In each of his novels Ishiguro draws attention to his characters’ failure to effectively communicate with each other, and it cannot be happenstance that Klara, a robot, speaks with a clarity and directness that stands in sharp contrast to that of the humans she encounters. Ishiguro brings Jamesian attention to the nuanced significance of verbal cues, pauses, and body language, while exploring the intention and effect of these better, perhaps, than any other novelist writing today. Nowhere is this more evident than in his exquisitely rendered novel Remains of the Day and the exchanges between gentleman’s butler Stevens and housekeeper Miss Kenton as they work together at an English estate during the interwar period. Their conversations, formal and painfully restrained, are implicitly charged with suppressed physical longing and unarticulated regret.
In other novels, such as The Unconsoled and When We Were Orphans, interlocutors misunderstand the meaning and context of what is said to them, and their conversations quickly spiral into mutual incomprehension. What is most surprising and unusual, however, is that the characters never admit their confusion nor make any attempt to correct how they have been misunderstood. This obfuscation creates an absurd and disorienting effect. In Never Let Me Go Ishiguro explores another type of communication—complicit silence. Here the Hailsham students are kept in the dark about what will become of them once they finish school. When the teacher Miss Lucy rebels against the school’s policy and begins to explain to her pupils what the future holds for them, the students do not want to discuss it. Suspecting just enough of the truth to sense that they would be upset by what Miss Lucy wants to reveal, they willfully avoid the topic and implicitly accommodate the veil of secrecy imposed by the school’s administration.

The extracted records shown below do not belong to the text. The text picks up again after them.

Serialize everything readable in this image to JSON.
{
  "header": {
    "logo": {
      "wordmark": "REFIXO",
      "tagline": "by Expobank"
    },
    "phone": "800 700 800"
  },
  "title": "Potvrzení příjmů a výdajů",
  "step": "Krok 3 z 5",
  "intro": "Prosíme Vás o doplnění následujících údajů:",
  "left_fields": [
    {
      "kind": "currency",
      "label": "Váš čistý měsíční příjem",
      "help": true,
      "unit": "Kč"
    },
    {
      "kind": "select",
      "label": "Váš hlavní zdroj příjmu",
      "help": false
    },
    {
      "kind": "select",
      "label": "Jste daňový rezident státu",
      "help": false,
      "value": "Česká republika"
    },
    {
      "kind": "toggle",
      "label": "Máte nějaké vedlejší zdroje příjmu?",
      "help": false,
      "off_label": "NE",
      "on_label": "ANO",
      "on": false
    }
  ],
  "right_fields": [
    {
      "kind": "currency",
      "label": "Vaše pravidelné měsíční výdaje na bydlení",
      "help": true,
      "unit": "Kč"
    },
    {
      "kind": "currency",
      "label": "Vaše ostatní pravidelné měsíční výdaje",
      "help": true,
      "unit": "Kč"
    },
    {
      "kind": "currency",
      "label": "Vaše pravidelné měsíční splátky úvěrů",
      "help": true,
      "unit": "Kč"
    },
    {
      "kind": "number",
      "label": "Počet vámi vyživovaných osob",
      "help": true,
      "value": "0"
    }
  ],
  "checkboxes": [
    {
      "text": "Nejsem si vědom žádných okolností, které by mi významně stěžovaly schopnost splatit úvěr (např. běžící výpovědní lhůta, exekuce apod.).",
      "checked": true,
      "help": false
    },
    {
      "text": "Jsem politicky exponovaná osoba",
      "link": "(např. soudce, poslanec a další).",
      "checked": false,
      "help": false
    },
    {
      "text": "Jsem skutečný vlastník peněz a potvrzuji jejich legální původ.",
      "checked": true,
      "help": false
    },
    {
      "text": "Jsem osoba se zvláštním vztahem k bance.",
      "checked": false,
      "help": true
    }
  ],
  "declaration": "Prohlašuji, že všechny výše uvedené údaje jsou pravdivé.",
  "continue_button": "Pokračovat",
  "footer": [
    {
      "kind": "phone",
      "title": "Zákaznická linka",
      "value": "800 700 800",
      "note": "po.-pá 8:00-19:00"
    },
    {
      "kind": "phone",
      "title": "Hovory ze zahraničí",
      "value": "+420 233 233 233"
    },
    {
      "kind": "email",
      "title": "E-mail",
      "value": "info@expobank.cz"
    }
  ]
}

Yet for all of the instances where Ishiguro’s fiction demonstrates his contemplation and sensitive insight regarding the ways we communicate and misunderstand one another, many of the conversations in Klara, particularly among the adults, feel inauthentic and dissonant. And perhaps this is precisely Ishiguro’s point: the grownups in Josie and Ricky’s world have lost the capacity to truly connect with one another in any meaningful way because in order to survive in the new society they must extricate themselves from the emotions intrinsic to the human condition—the rational must suppress and conquer the sentimental. How ironic and fitting that it is Klara, a robot, who comes to understand what a fool’s errand this really is.